Computer to manage document information,
Means for extracting keywords and important sentence data from newly inputted new document information,
Means for reading a keyword from the stored existing document information,
Means for comparing the extracted keyword of the new document information with the keyword of the existing document information,
Means for reading the stored document type identification information for each document type,
Means for comparing the important sentence data with the document type identification information, and means for setting document type information of an existing document as document type information of new document information based on the comparison result;
Document management program to function as.

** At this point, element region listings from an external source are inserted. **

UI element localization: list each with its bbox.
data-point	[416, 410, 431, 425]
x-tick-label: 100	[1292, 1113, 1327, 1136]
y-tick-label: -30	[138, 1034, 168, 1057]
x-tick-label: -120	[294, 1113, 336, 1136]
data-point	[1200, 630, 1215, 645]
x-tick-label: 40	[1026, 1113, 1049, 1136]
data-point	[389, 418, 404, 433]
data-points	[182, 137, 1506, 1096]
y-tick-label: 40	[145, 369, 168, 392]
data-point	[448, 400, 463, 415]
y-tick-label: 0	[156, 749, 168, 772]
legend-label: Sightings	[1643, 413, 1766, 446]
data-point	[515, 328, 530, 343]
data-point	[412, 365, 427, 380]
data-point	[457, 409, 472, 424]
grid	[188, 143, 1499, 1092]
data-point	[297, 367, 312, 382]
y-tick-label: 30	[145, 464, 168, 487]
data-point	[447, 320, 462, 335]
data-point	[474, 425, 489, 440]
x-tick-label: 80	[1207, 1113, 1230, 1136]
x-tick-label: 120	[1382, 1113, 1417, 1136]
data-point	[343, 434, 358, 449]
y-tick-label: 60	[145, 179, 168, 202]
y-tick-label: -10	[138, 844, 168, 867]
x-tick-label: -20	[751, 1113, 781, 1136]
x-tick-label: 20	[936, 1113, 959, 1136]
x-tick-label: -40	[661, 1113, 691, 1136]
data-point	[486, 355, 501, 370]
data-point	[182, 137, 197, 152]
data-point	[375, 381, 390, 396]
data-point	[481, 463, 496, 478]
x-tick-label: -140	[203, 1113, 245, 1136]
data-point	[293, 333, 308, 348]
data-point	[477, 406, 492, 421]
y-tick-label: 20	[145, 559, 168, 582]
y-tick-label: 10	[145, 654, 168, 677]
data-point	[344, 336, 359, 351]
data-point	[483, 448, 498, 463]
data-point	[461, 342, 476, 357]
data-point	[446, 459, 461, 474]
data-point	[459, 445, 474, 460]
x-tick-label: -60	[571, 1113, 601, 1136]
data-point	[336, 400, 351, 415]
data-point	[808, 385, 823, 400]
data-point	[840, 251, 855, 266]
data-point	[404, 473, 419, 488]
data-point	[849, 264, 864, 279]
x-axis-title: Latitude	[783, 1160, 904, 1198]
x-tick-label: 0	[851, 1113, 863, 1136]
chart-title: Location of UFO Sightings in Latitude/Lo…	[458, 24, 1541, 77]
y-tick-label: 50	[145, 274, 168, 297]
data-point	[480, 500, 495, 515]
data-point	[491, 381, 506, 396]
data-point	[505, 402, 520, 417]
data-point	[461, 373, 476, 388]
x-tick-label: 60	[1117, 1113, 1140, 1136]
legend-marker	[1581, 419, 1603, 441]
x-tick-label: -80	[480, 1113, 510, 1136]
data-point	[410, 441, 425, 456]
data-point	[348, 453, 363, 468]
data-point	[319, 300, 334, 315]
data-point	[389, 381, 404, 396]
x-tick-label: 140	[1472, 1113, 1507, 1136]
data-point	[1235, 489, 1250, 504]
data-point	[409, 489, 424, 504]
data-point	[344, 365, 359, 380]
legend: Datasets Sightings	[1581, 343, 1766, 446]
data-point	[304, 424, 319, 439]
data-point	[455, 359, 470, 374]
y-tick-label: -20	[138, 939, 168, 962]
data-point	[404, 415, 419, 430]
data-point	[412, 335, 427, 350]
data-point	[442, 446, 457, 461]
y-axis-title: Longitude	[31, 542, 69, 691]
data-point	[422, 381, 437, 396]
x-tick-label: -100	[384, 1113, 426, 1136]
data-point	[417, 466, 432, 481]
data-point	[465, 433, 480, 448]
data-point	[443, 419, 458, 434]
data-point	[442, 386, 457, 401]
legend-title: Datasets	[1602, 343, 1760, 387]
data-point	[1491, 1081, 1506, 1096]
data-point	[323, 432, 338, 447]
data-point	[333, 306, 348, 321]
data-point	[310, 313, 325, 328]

Computer to manage document information,
Means for extracting keywords and important sentence data from newly inputted new document information,
Means for reading a keyword from the stored existing document information,
Means for comparing the extracted keyword of the new document information with the keyword of the existing document information,
Means for reading the stored document type identification information for each document type,
Means for comparing the important sentence data with the document type identification information,
Means for reading the stored word book data for each document type,
Means for comparing the extracted keyword of the new document information with the word book data for each document type, and means for setting the document type information of the existing document as the document type information of the new document information based on the comparison result;
Document management program to function as.

10. The document management program according to claim 7, wherein the additional information of the existing document is set together with the document type information as the additional information of the new document information.

A computer-readable recording medium recording the document management program according to claim 7.